Closed a8466748-c610-4c39-acea-986fbed22989 closed 22 years ago
See bug bpo-111481, and PEP-0042. Both suggest that the return values for os.{stat,lstat,statvfs,fstatvfs} ought to be struct-like objects rather than simple tuples.
With this patch, the os module will modify the aformentioned functions so that their results still obey the previous tuple protocol, but now have read-only attributes as well. In other words, "os.stat('filename')[0]" is now synonymous with "os.stat('filename').st_mode.
The patch also modifies test_os.py to test the new behavior.
In order to prevent old code from breaking, these new return types extend tuple. They also use the new attribute descriptor interface. (Thanks for PEP-025[23], Guido!)

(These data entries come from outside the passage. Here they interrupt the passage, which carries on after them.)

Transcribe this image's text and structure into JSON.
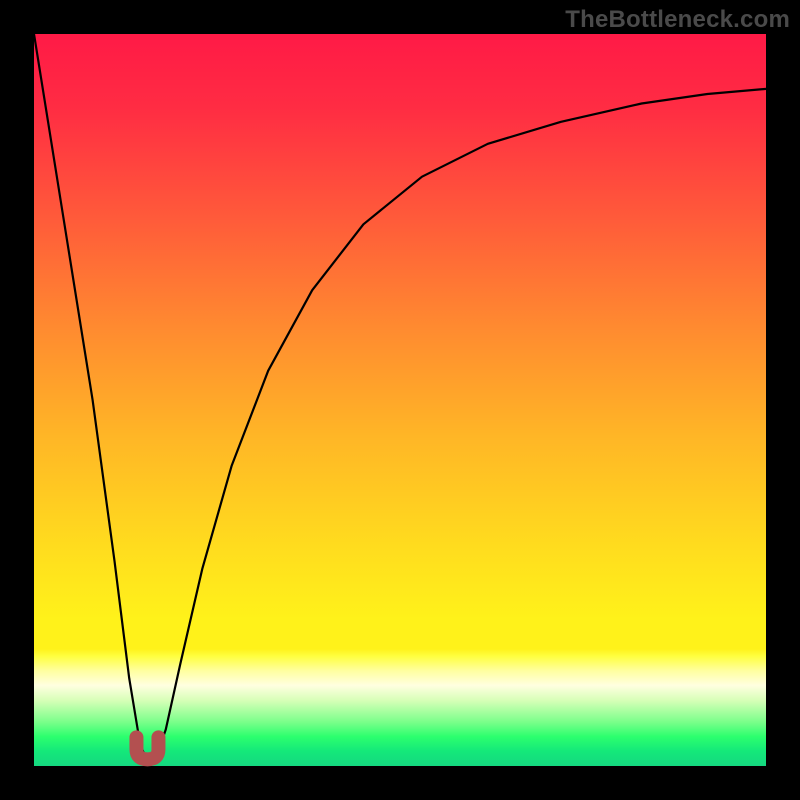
{
  "watermark": "TheBottleneck.com",
  "chart_data": {
    "type": "line",
    "title": "",
    "xlabel": "",
    "ylabel": "",
    "xlim": [
      0,
      100
    ],
    "ylim": [
      0,
      100
    ],
    "grid": false,
    "legend": false,
    "series": [
      {
        "name": "bottleneck-curve",
        "x": [
          0,
          4,
          8,
          11,
          13,
          14.5,
          15.5,
          16.8,
          18,
          20,
          23,
          27,
          32,
          38,
          45,
          53,
          62,
          72,
          83,
          92,
          100
        ],
        "y": [
          100,
          75,
          50,
          28,
          12,
          3,
          0.5,
          1.5,
          5,
          14,
          27,
          41,
          54,
          65,
          74,
          80.5,
          85,
          88,
          90.5,
          91.8,
          92.5
        ]
      }
    ],
    "annotations": [
      {
        "name": "optimal-marker",
        "shape": "u",
        "x": 15.5,
        "y": 2,
        "color": "#b35050"
      }
    ]
  }
}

Backward compatibility: Code will only break if it assumes that type(os.stat(...)) == TupleType, or if it assumes that os.stat(...) has no attributes beyond those defined in tuple.
Logged In: YES user_id=499
BTW, if this gets in, I have another patch that adds support for st_blksize, st_blocks, and st_rdev on platforms that support them. It don't expose these new fields in the tuple, as that would break all the old code that tries to unpack all the fields of the tuple. Instead, these fields are only accessible as attributes.
Logged In: YES user_id=21627
I second the request for supporting additional fields where available. At the same time, it appears unimplementable using pure Python.
Consequently, I'd like to see this patch redone in C. The implementation strategy could probably remain the same, i.e. inherit from tuple for best compatibility; add the remaining fields as slots. It may be reasonable to implement attribute access using a custom getattr function, though.
I have also my doubts about the naming of the fields. The st_ prefix originates from the time where struct fields were living in the global namespace (i.e. across different structures), so prefixing them for uniqueness was essential. I'm not sure whether we should inherit this into Python...
Logged In: YES user_id=499
Martin: I'm not entirely sure what you mean here; while my patch for extra fields requires a minor chunk of C (to access the struct fields), the rest still works in pure python. I'm attaching this second version for reference.
I'm not sure it makes much sense to do this with pure C; it would certainly take a lot more code, with little benefit I can descern. But you're more experienced than I; what am I missing?
I agree that the field naming is suboptimal; I was taking my lead from the stat and statvfs modules. If people prefer, we can name the fields whatever we like.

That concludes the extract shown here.